1 Reply Latest reply on Aug 20, 2019 4:56 PM by Lauren Algee

    This issue of Lippincott's Monthly Magazine was already scanned with OCR by Google (using already existing scans with OCR)

    David Friedman Wayfarer

      I just worked on a piece in the March 1891 issue of Lippincott's Monthly Magazine called "Cosmopolitanism and Culture":

       

      By the People: March 1891 Lippincott's Monthly Magazine Table of Contents

      By the People: "Cosmopolitanism and Culture"

       

      I was curious about this reference to "free speech of the soul" by Goethe, and so I did a Google search for it, and I found that all the articles in that March 1891 issue have already been scanned by Google:

       

      https://www.google.com/search?q=%22free+speech+of+the+soul%22+Goethe&ie=utf-8&oe=utf-8&client=firefox-b-1-e

       

      One can get: "The Sound of a Voice", "Some Familiar Letters by Horace Greeley",  "A Mysterious Case", etc.

       

      One has the advertisements in the back although the other two do not.

       

      1. The Sound of a Voice; Or, The Song of the Débardeur -- This one has the advertisements in the back (going with the "With the Wits" piece)

      2. Lippincott's Monthly Magazine VOL. XLVII January to June 1891  -- (from University of California)

      3. Lippincott's Monthly Magazine VOL. XLVII January to June 1891  -- (from University of Chicago)

       

      So from any of these three listings it's possible to get plain text (one can go to the gear icon and pick plain text).

       

      The plain text may certainly have errors in it, but this could be faster, and easier. One could just copy and paste the plain text and then go through and check for errors.

       

      For any particular piece of printed material one could do a Google search to see if that text has already been scanned with OCR.

       

      If it isn't in Google Books there's a possibility it might still be on Internet Archive.

       

      My thoughts are that this could be another technique along with other methods mentioned here on this thread:

       

      Re: Dictation using smartphone

       

      Where it's mentioned that OCR is generally used though for some materials it isn't ("We get a lot of questions about why we don't just use Optical Character Recognition on everything typed...").

       

      However I'm not sure if there might be any legal issues associated with copying the plain text that Google created with their processes and their technology (even if the underlying work itself is no longer under copyright).

       

      I would suspect there probably wouldn't be any actionable legal issue, but I'm not totally sure on that.

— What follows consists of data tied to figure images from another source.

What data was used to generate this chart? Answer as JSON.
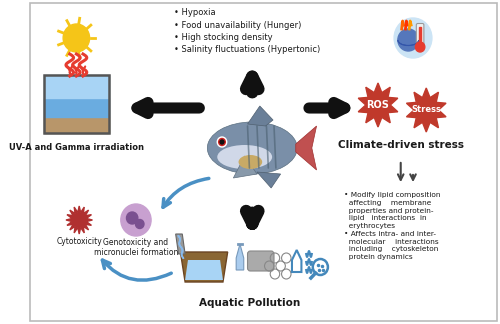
{
  "bg_color": "#ffffff",
  "top_bullets": "• Hypoxia\n• Food unavailability (Hunger)\n• High stocking density\n• Salinity fluctuations (Hypertonic)",
  "label_uv": "UV-A and Gamma irradiation",
  "label_climate": "Climate-driven stress",
  "label_pollution": "Aquatic Pollution",
  "label_cytotox": "Cytotoxicity",
  "label_genotox": "Genotoxicity and\nmicronuclei formation",
  "label_ros": "ROS",
  "label_stress": "Stress",
  "right_bullet1": "•  Modify lipid composition\n   affecting    membrane\n   properties and protein-\n   lipid   interactions  in\n   erythrocytes",
  "right_bullet2": "•  Affects intra- and inter-\n   molecular    interactions\n   including    cytoskeleton\n   protein dynamics",
  "sun_color": "#f5c518",
  "ray_color": "#e63c2f",
  "ros_color": "#c0392b",
  "climate_icon_bg": "#cce4f5",
  "arrow_dark": "#1a1a1a",
  "blue_arrow": "#4a90c4",
  "text_color": "#1a1a1a",
  "fish_body": "#7a8fa8",
  "fish_belly": "#d8dde8",
  "fish_tail": "#c05050",
  "fish_stripe": "#5a6f88",
  "tank_water_top": "#a8d4f5",
  "tank_water_mid": "#6aace0",
  "tank_sediment": "#b8966a",
  "cell_outer": "#c8a0d0",
  "cell_inner": "#7a5090",
  "spiky_color": "#b03030"
}
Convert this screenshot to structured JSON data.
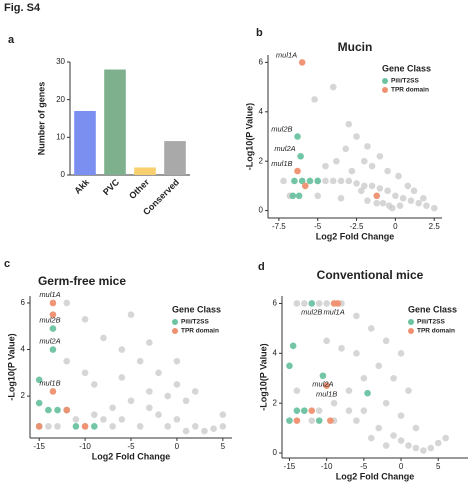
{
  "figure_title": "Fig. S4",
  "chart_data": [
    {
      "type": "bar",
      "panel": "a",
      "ylabel": "Number of genes",
      "categories": [
        "Akk",
        "PVC",
        "Other",
        "Conserved"
      ],
      "values": [
        17,
        28,
        2,
        9
      ],
      "colors": [
        "#7b8ff0",
        "#7fb08e",
        "#f7cf6e",
        "#a9a9a9"
      ],
      "ylim": [
        0,
        30
      ],
      "yticks": [
        0,
        10,
        20,
        30
      ]
    },
    {
      "type": "scatter",
      "panel": "b",
      "title": "Mucin",
      "xlabel": "Log2 Fold Change",
      "ylabel": "-Log10(P Value)",
      "legend_title": "Gene Class",
      "legend": "upper right",
      "xlim": [
        -8.2,
        3
      ],
      "xticks": [
        -7.5,
        -5,
        -2.5,
        0,
        2.5
      ],
      "ylim": [
        -0.3,
        6.3
      ],
      "yticks": [
        0,
        2,
        4,
        6
      ],
      "series": [
        {
          "color": "#c8c8c8",
          "x": [
            -7.2,
            -6.8,
            -5,
            -4.5,
            -4,
            -3.5,
            -3,
            -2.5,
            -2,
            -1.5,
            -1,
            -0.5,
            0,
            0.5,
            1,
            1.5,
            2,
            2.5,
            -0.2,
            0.3,
            -0.8,
            -1.8,
            -3.5,
            -5,
            -4,
            -3,
            -2.5,
            -3.2,
            -1.8,
            -2,
            -1.5,
            -1,
            -0.5,
            0.2,
            -3.8,
            -4.5,
            -5.2,
            -2.8,
            0.8,
            1.2,
            -1.2,
            -0.4,
            1.8,
            -2.2
          ],
          "values": [
            1.2,
            0.6,
            1.2,
            1.2,
            1.2,
            1.2,
            1.2,
            1.1,
            1.0,
            1.0,
            0.9,
            0.8,
            0.6,
            0.5,
            0.4,
            0.3,
            0.2,
            0.1,
            0.1,
            0.2,
            0.3,
            0.4,
            0.5,
            0.6,
            5.0,
            3.5,
            3.0,
            2.5,
            2.6,
            2.0,
            1.8,
            2.2,
            1.6,
            1.4,
            2.0,
            1.8,
            4.5,
            1.6,
            1.0,
            0.8,
            0.3,
            0.2,
            0.5,
            0.8
          ]
        },
        {
          "name": "Pili/T2SS",
          "color": "#6cc3a0",
          "x": [
            -6.3,
            -6.1,
            -6.5,
            -6.0,
            -5.5,
            -5.0,
            -6.6,
            -6.2
          ],
          "values": [
            3.0,
            2.2,
            1.2,
            1.2,
            1.2,
            1.2,
            0.6,
            0.6
          ]
        },
        {
          "name": "TPR domain",
          "color": "#ef9070",
          "x": [
            -6.0,
            -6.3,
            -5.8,
            -1.2
          ],
          "values": [
            6.0,
            1.6,
            1.0,
            0.6
          ]
        }
      ],
      "annotations": [
        {
          "text": "mul1A",
          "x": -6.0,
          "y": 6.0
        },
        {
          "text": "mul2B",
          "x": -6.3,
          "y": 3.0
        },
        {
          "text": "mul2A",
          "x": -6.1,
          "y": 2.2
        },
        {
          "text": "mul1B",
          "x": -6.3,
          "y": 1.6
        }
      ]
    },
    {
      "type": "scatter",
      "panel": "c",
      "title": "Germ-free mice",
      "xlabel": "Log2 Fold Change",
      "ylabel": "-Log10(P Value)",
      "legend_title": "Gene Class",
      "legend": "upper right",
      "xlim": [
        -16,
        6
      ],
      "xticks": [
        -15,
        -10,
        -5,
        0,
        5
      ],
      "ylim": [
        0.2,
        6.3
      ],
      "yticks": [
        2,
        4,
        6
      ],
      "series": [
        {
          "color": "#c8c8c8",
          "x": [
            -12,
            -8,
            -6,
            -4,
            -2,
            0,
            -1,
            1,
            -3,
            -5,
            -7,
            -9,
            -11,
            -13,
            -10,
            -7,
            -4,
            -1,
            2,
            4,
            5,
            -2,
            0,
            1,
            3,
            -12,
            -10,
            -9,
            -6,
            -3,
            0,
            2,
            5,
            -14,
            -15,
            -6,
            -8,
            -5,
            -10,
            -3
          ],
          "values": [
            6,
            4.5,
            4,
            3.5,
            3,
            2.5,
            2,
            1.8,
            2.2,
            1.8,
            1.5,
            1.2,
            1.0,
            0.7,
            0.7,
            0.7,
            0.7,
            0.7,
            0.7,
            0.6,
            0.7,
            1.2,
            1.0,
            0.5,
            0.5,
            3.5,
            3,
            2.5,
            2.8,
            1.5,
            3.5,
            2.2,
            1.2,
            0.7,
            0.7,
            1.0,
            1.0,
            5.5,
            5.3,
            4.3
          ]
        },
        {
          "name": "Pili/T2SS",
          "color": "#6cc3a0",
          "x": [
            -13.5,
            -13.5,
            -15,
            -15,
            -14,
            -13,
            -12,
            -15,
            -11,
            -9
          ],
          "values": [
            4.9,
            4.0,
            2.7,
            1.7,
            1.4,
            1.4,
            1.4,
            0.7,
            0.7,
            0.7
          ]
        },
        {
          "name": "TPR domain",
          "color": "#ef9070",
          "x": [
            -13.5,
            -13.5,
            -13.5,
            -12,
            -10,
            -15
          ],
          "values": [
            6.0,
            5.5,
            2.2,
            1.4,
            0.7,
            0.7
          ]
        }
      ],
      "annotations": [
        {
          "text": "mul1A",
          "x": -13.5,
          "y": 6.0
        },
        {
          "text": "mul2B",
          "x": -13.5,
          "y": 4.9
        },
        {
          "text": "mul2A",
          "x": -13.5,
          "y": 4.0
        },
        {
          "text": "mul1B",
          "x": -13.5,
          "y": 2.2
        }
      ]
    },
    {
      "type": "scatter",
      "panel": "d",
      "title": "Conventional mice",
      "xlabel": "Log2 Fold Change",
      "ylabel": "-Log10(P Value)",
      "legend_title": "Gene Class",
      "legend": "upper right",
      "xlim": [
        -16,
        9
      ],
      "xticks": [
        -15,
        -10,
        -5,
        0,
        5
      ],
      "ylim": [
        -0.2,
        6.3
      ],
      "yticks": [
        0,
        2,
        4,
        6
      ],
      "series": [
        {
          "color": "#c8c8c8",
          "x": [
            -14,
            -13,
            -11,
            -10,
            -8,
            -6,
            -4,
            -2,
            0,
            -1,
            1,
            -3,
            -5,
            -7,
            -9,
            -11,
            -13,
            -12,
            -9,
            -6,
            -3,
            -1,
            0,
            1,
            2,
            3,
            4,
            -2,
            -4,
            -8,
            -6,
            -10,
            -2,
            0,
            2,
            5,
            6,
            -14,
            -7,
            -5
          ],
          "values": [
            6,
            6,
            6,
            6,
            6,
            5.5,
            5,
            4.5,
            4,
            3,
            2.5,
            3.5,
            3,
            2.5,
            2,
            1.7,
            1.7,
            1.3,
            1.3,
            1.3,
            1,
            0.7,
            0.5,
            0.3,
            0.2,
            0.1,
            0.2,
            0.3,
            0.6,
            4.2,
            4.0,
            4.5,
            2,
            1.5,
            1,
            0.4,
            0.6,
            2.5,
            1.7,
            1.7
          ]
        },
        {
          "name": "Pili/T2SS",
          "color": "#6cc3a0",
          "x": [
            -12,
            -15,
            -14.5,
            -10.5,
            -4.5,
            -14,
            -13,
            -15,
            -11
          ],
          "values": [
            6.0,
            3.5,
            4.3,
            3.1,
            2.4,
            1.7,
            1.7,
            1.3,
            1.3
          ]
        },
        {
          "name": "TPR domain",
          "color": "#ef9070",
          "x": [
            -9,
            -8.5,
            -10,
            -14,
            -12,
            -9.5
          ],
          "values": [
            6.0,
            6.0,
            2.7,
            1.3,
            1.7,
            1.3
          ]
        }
      ],
      "annotations": [
        {
          "text": "mul2B",
          "x": -12,
          "y": 6.0
        },
        {
          "text": "mul1A",
          "x": -9,
          "y": 6.0
        },
        {
          "text": "mul2A",
          "x": -10.5,
          "y": 3.1
        },
        {
          "text": "mul1B",
          "x": -10,
          "y": 2.7
        }
      ]
    }
  ]
}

        • Re: This issue of Lippincott's Monthly Magazine was already scanned with OCR by Google (using already existing scans with OCR)
          Lauren Algee Scout

          Thanks for this finding and suggestion, David!  I agree that this is a good strategy for the printed publications you'll find on By the People. And I really appreciate your thoroughly researched and reasoned evaluation!

           

          As I noted regarding the dictation post, printed materials appear throughout the collections and many may be amenable to OCR. However, the determination of whether or not to OCR materials is made in bulk rather than at the item or page level, which is why OCR has generally not been applied to these materials within largely handwritten collections. We're working with Library of Congress digital specialist colleagues to determine if an alternative workflow could be created in the future, but either way, transcribing the printed documents allows us to create search for these pages now! Strategies of how to do that more efficiently are always welcomed!